1. I am the Lord thy God. Thou shalt not have strange gods before me. (or:
Thou shalt have no other gods before me.)
If the Yahweh is the only god, why does he feel put this as the First Commandment?
It's not even a "I am the only god." He is specifically saying not to worship other gods. For me, he is as good as saying that he is just one of many gods.
Also, Genesis. This place "Nod, on the east of Eden" - it has people in it. Where did these people come from? If Yahweh made them, why does Genesis only focus on Adam and Eve? The logical explanation is that he didn't make these other people. Maybe another god created them. Maybe they evolved from monkeys.
Two examples which require little thought to take as a specific admission of not being the only god, yet so many Christians hold onto (what I perceive to be) the man-made concept of Yahweh being the only god.
Add into that logic - nothing at all in existance is proven unique. I'm not talking about at a characteristic level; I'm sure there are some people that have unique facial features, or whatever.
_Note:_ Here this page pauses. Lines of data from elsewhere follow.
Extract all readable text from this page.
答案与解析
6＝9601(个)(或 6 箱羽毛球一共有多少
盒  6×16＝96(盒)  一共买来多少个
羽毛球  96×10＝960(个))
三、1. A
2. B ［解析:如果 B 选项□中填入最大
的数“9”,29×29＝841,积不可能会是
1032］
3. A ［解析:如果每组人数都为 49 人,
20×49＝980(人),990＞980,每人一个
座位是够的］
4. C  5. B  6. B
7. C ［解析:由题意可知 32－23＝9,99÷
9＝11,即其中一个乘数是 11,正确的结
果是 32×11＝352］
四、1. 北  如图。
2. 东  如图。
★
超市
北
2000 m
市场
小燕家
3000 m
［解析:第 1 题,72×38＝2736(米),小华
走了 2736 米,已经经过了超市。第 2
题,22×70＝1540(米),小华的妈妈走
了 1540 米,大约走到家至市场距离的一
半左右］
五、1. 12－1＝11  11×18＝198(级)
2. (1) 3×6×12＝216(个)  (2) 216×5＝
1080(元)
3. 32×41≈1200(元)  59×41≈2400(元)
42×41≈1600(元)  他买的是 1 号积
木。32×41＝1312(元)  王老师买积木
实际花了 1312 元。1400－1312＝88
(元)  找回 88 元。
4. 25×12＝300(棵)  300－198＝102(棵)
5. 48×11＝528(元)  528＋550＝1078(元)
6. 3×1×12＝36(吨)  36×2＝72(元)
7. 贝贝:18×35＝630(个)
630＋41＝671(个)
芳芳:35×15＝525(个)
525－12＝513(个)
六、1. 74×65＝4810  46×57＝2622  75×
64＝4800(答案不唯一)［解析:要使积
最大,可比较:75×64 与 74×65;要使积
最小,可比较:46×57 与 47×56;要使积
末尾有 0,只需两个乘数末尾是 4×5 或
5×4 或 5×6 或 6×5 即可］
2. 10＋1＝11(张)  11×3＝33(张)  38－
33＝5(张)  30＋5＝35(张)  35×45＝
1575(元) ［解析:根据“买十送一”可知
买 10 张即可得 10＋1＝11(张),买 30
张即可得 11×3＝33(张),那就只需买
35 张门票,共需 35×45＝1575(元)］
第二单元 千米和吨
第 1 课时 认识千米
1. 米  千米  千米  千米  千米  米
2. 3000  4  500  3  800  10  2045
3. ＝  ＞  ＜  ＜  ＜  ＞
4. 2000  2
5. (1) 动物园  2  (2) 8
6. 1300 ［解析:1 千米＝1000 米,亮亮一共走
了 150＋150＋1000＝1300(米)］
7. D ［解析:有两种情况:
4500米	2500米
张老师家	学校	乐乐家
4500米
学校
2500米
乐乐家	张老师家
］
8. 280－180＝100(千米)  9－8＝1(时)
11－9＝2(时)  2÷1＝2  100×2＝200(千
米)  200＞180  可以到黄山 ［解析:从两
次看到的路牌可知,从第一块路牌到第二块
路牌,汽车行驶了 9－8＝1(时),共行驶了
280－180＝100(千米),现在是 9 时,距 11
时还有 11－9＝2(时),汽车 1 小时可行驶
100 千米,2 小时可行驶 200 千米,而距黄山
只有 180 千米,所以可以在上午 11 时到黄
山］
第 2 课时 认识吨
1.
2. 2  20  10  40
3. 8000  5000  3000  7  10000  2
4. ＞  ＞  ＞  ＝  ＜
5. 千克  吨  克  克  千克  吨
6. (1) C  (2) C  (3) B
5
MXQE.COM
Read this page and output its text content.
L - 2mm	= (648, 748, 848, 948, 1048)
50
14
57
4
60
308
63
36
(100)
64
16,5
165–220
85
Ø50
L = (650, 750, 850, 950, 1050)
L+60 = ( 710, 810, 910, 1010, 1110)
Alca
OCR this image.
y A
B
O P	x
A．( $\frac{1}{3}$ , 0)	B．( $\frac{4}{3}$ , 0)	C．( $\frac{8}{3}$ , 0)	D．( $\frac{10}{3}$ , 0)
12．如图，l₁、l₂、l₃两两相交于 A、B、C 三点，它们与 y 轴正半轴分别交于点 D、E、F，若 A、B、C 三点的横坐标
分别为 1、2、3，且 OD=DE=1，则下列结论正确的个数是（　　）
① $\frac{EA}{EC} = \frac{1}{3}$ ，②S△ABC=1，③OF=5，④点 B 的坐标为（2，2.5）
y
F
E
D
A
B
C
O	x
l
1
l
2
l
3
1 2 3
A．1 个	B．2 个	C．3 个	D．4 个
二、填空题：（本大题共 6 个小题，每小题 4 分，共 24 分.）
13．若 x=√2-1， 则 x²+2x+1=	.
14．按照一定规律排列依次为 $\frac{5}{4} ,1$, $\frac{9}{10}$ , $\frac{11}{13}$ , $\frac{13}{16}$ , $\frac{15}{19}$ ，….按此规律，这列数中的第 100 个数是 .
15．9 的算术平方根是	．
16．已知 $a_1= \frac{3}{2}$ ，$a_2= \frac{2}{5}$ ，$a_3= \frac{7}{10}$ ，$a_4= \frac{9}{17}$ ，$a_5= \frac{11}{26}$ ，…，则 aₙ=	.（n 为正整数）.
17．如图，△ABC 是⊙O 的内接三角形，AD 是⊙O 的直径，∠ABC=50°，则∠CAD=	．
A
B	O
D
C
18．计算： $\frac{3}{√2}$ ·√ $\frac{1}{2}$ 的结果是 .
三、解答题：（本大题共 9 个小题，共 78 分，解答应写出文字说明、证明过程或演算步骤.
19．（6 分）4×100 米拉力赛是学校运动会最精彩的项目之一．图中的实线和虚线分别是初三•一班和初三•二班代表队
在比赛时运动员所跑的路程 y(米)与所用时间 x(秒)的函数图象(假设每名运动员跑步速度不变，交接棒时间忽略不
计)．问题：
My point is that everything is multiple - animals, people, plants, planets, galaxies. Even the universe isn't proven to be unique - there's various theories of alternative universeses/multiverses and so on.
Now if all these are the case, why should there only be a single god?
Well, perhaps there is, and this god created the entire multiverse. Perhaps the reason why this god 'lets' suffering happen is because he's too busy with some other part of the universe which is in a worse state.
For a while, when I was religious/scientific, that was what I thought.
Then I effectively rejected everything and built up ideas from scratch, and it came to me what an absurd concept that was. Yeah, it might work logically, but it just doesn't
fit.
So, the other option is that there isn't a single god. Which means there's either lots of them, or none at all. I currently swing both/neither way here - it's never possible to prove against that theory, but there is insufficient evidence to 'prove' for.
Next thing, Jesus. Why do Christians worship him? Yahweh has specifically said not to worship anyone or anything else. Jesus never asked to be worshipped, either.
Yeah, so maybe he was the Son of God, but that doesn't mean you worship him. Not when both him and his father have said not to.
If I was still a Christian - well, I wouldn't be. I'd call myself a ... whatever, something that specifically does not represent a worship of Jesus, because it's completely against the laws of the religion!
Um, I'm a bit hungry, but I've still got various other things that annoy me which I'll post later.